The experts, including planners, a conservationist, economists and state officials, agreed that consensus is essential if Tucsonans are to find a future vision to guide growth from about a million people today to 1.5 million or more by the middle of the century.
But talking about cooperation is a lot easier than achieving it, agreed several people in the audience of more than 500, which included many city, county and regional officials.
The moderator, Arizona State University economics professor Dennis Hoffman, laid the groundwork for the growth discussion by showing two huge maps, one of Tucson's current urban area, the second of the same area bulging outward in all directions in 2032.
"This is a difficult place to get things done in the state. We deal with issues all over the state and it shouldn't be that hard. We only have one county (in the Tucson area) and not that many people," said State Land Commissioner Mark Winkelman.
Panelist Bill Roe, a longtime conservationist, chairs Pima County's Conservation Acquisition Commission, which ratifies open space purchases for the Sonoran Desert Conservation Plan. That plan, the product of five years of negotiation among interest groups, is a great cooperative success story, "but as I sit back and look at where we need to go now, I'm concerned about our inability to work together," Roe said.

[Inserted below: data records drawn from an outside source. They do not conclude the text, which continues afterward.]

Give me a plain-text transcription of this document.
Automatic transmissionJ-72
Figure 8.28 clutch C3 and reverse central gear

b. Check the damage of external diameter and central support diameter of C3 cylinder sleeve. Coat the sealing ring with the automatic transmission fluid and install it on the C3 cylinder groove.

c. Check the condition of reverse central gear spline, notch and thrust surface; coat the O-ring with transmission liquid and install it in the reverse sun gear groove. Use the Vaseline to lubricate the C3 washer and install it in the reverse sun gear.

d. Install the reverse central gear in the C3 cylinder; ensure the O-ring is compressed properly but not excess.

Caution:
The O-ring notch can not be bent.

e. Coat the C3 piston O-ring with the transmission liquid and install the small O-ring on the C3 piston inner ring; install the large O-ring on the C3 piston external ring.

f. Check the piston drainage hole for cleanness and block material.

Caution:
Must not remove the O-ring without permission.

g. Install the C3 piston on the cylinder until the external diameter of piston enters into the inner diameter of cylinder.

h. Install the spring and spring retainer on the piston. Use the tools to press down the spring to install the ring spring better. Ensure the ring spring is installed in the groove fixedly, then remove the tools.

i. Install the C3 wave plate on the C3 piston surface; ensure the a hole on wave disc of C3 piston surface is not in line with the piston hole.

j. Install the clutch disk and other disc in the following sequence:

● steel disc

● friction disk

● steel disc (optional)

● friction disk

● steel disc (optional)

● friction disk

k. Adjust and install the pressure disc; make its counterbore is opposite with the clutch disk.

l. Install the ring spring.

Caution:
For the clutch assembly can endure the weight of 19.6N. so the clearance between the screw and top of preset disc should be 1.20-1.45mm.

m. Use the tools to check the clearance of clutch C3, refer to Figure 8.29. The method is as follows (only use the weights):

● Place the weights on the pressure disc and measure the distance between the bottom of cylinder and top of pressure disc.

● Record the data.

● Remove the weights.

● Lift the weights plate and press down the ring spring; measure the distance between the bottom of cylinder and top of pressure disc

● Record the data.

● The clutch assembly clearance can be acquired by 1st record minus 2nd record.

Roe, who is also a committee member for Tucson Regional Economic Opportunities Inc., a nonprofit economic development group, said a consultant to the group told him Tucson is "the most fractious" of 60 places he has worked.
Roe took a trip sponsored by that group to Portland, Ore., to observe its redevelopment and found that the key to the area's growth-management successes was a conscious decision to get all interested parties involved from the start.
"Everyone said it took a lot longer to get to the end result, but when they got there and had their vision, their blueprint, everyone was happier," Roe said.
A home builder on the panel agreed that the community needs to erase "that line in the sand" separating factions.
"Builders are parents and grandparents of children who need a place to live," John Wesley Miller said. "I see a lot of people in the audience for whom I built your house or your parents' house. I want to ask us to think about, 'how do we come together the way we used to,' and think about what is good for our community."
But finding consensus on growth will be very difficult here because each local government bases decisions allowing new developments on its need for new tax revenue to finance government operations, said County Administrator Chuck Huckelberry, who attended the forum.
That's the model "we have to get away from," said Huckelberry, arguing that the area needs a cohesive, regional land-use policy.
With many competing interests at the table, it will require a professional facilitator or mediator to find a common interest, said audience member Paul Green, director of the Tucson Audubon Society.
"You have to have someone who is independent, with no interest in a particular outcome, to help this process," Green said.
When controversy swirls around an individual project, it's easier to find consensus on it than it is on a regional growth issue, which is "a never-ending sort of debate," said audience member Glenn Lyons, CEO for the Downtown Tucson Partnership. The group, representing city and county governments and the private sector, seeks to improve Downtown.
"A lot of people like to keep things the way that they were. We know cities change, and how to handle change in a way that people will be happy with, that's an emotional issue. The only way to do it is with continuing dialogue and finding things that people can agree on," Lyons said.
The forum was sponsored by the Arizona Daily Star, the University of Arizona, the Thomas R. Brown Foundation and the Communications Institute.